(Mn, Zn) Co-doped CdS nanowires

(Mn, Zn) co-doped CdS (Cd0.8Mn0.01Zn0.17S, Cd0.78Mn0.15Zn0.07S, and Cd0.67Mn0.3Zn0.07S) nanowires (or nanobelts) were synthesized using the vapor transport method. Their X-ray diffraction patterns reveal a significant contraction of the lattice constants of up to 1.5%, due to the incorporation of Mn and Zn. The electronic structures of the Cd, Mn, and Zn atoms were probed by X-ray photoelectron spectroscopy and compared with those of the Mn-doped CdS (Cd1-xMnxS, where x = 0.1, 0.2, and 0.3) nanowires.

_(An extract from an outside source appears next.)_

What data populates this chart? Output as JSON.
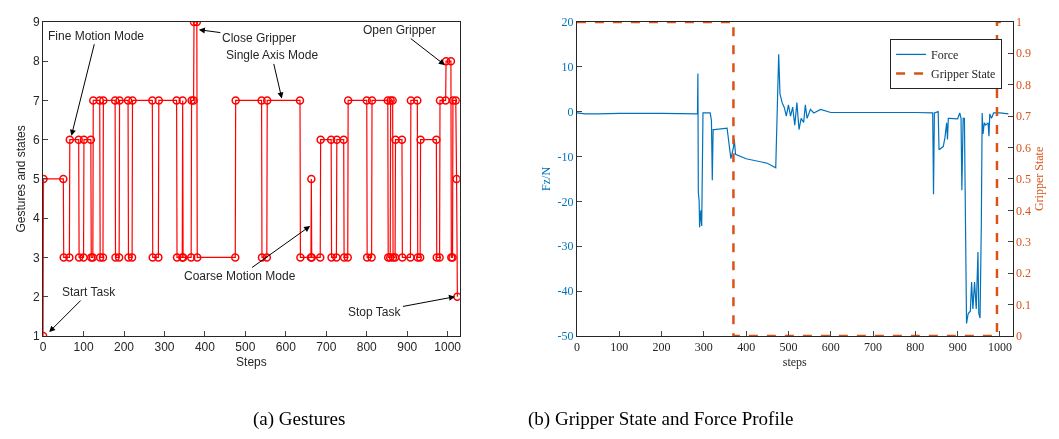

As the concentration of Mn increases, the binding energy of the Cd 3d, Mn 2p, and Zn 2p peaks shifts to a lower energy, and the peak width becomes broader, indicating the effective incorporation of Mn and Zn into the CdS lattices. The photoluminescence spectrum reveals that the band-edge emission peak shifts to a higher energy with the Mn doping but to a lower energy with the Zn doping. The magnetization curves suggest the existence of room-temperature ferromagnetic behavior.